Data Governance, Data Liquidity and the Data Chain of Trust


How the right data governance model can help healthcare organizations meet the demands of digital transformation

By Randy Thomas, FHIMSS
Senior Director, Value-based Consulting

Value-based care. Population health management. Digital health. Healthcare consumerism. Promoting interoperability. All these evolving healthcare opportunities require consistent, accurate, reliable data. While the quantity of data created in healthcare continues to grow–fueled by the ubiquitous adoption of EHRs–many organizations do not yet have a pragmatic, robust, enterprise-wide approach to ensuring their data is “in shape.” This is where data governance enters the scene.

Organizations must be confident that the data used to provide patient care, improve performance, negotiate contracts and inform decision-making across the organization is reliable and accurate. Data governance provides the structure and process to ensure the needed reliability and accuracy to promote interoperability and data exchange.

Data needs to be appropriately used and accurate for its purpose, and it should also flow quickly and easily for optimum use (i.e., is “liquid”). The data chain of trust flowing from source to target needs to be clear and well documented, so the resulting integrated view can be considered reliable to support reporting, measurement and analytics. Enabling this data liquidity requires hands-on governance to establish and maintain data sources, definitions and uses.

A cross-functional data governance structure and process can help organizations create that chain of trust and harness the value of their data assets. But be aware—data governance is not an information technology (IT) function nor is it a department in the organizational hierarchy. Rather, data governance brings together the key stakeholders from quality, finance, administration, IT and others to make decisions on how data should be captured, standardized, used and secured.

The data governance discipline is responsible for maintaining documentation, by data element, of which systems capture the data. It makes decisions on how to rationalize inconsistencies in data that is allegedly the same. It governs how the data can be used to ensure appropriate access, security and patient privacy. And if necessary data is not captured in the way that is usable (or not captured at all), it identifies the need for potential changes in workflow and system implementation and engages the right stakeholders to effect the required modifications.

Even though the purpose of data governance is always the same, the formal structure of each data governance implementation should be aligned with each organization’s guiding principles, decision, style and culture.

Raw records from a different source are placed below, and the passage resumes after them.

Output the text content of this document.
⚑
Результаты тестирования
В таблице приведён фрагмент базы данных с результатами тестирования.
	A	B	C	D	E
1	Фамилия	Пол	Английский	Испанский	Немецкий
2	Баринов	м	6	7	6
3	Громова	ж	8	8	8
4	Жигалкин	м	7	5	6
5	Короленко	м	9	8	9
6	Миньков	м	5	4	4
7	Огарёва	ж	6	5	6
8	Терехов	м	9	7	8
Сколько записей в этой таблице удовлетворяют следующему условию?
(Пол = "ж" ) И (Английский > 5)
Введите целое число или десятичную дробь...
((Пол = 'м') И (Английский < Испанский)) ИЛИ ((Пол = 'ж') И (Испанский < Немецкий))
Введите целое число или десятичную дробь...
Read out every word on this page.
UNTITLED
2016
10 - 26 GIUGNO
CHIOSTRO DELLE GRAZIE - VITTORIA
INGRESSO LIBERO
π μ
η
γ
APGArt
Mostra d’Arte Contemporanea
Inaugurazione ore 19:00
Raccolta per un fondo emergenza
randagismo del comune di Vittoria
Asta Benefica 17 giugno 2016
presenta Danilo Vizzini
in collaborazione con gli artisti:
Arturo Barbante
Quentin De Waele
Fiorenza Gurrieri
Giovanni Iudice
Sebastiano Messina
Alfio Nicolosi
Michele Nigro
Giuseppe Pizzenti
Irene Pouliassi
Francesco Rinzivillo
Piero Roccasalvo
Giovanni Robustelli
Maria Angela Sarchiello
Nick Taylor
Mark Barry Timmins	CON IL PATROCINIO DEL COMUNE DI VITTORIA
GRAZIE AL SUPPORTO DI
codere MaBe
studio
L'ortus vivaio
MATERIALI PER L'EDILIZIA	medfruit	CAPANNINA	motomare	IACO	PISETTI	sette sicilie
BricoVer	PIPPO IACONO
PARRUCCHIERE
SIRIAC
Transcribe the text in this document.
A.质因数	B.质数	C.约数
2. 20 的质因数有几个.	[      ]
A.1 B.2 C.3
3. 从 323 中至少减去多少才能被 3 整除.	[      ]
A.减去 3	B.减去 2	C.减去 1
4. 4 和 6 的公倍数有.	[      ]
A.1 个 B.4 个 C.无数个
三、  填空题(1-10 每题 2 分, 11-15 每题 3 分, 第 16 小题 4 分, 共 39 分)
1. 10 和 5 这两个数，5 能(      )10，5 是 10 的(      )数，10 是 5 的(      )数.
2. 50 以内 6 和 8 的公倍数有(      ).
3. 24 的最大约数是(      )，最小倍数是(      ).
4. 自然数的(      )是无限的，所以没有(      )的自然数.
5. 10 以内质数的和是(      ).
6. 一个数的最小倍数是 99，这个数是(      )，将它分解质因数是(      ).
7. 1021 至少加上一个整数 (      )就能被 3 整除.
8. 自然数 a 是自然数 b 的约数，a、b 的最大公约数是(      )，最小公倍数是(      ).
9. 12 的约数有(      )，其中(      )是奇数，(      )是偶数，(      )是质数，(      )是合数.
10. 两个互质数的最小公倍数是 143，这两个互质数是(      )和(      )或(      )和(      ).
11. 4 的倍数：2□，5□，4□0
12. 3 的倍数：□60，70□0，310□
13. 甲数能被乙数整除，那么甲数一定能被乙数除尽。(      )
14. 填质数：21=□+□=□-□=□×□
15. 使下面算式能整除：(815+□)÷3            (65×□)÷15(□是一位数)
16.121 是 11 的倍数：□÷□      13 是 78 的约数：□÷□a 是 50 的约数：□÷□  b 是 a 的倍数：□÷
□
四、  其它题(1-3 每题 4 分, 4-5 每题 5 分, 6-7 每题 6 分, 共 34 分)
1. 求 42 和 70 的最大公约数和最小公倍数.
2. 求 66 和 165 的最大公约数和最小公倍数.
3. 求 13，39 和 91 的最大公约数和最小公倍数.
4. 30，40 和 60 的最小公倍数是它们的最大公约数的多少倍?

The complex and diverse environment of most healthcare organizations necessitates a multi-tiered, multi-discipline approach to a governance structure regardless of which model is selected. A standing, hierarchical governance model that governs data as well as business intelligence activities is often the preferred alternative.

This structure appropriately distributes the decision-making and provides the opportunity for broad participation across an organization. Frequently, existing governance groups can be leveraged to help ensure participation and avoid increased meeting burden on executives.

When initializing a data governance process, organizations should focus on a specific issue–such as understanding the data that underlies the quality measures used in value-based contracting. Identifying and defining this initial data set adds immediate value (i.e., ensuring accurate metrics) and establishes the foundation of data governance practices that can scale to encompass additional areas of focus, additional data sets.

Data is a valuable enterprise asset. Accurate data doesn’t just happen. It’s the result of a pragmatic data governance program with enterprise-wide participation.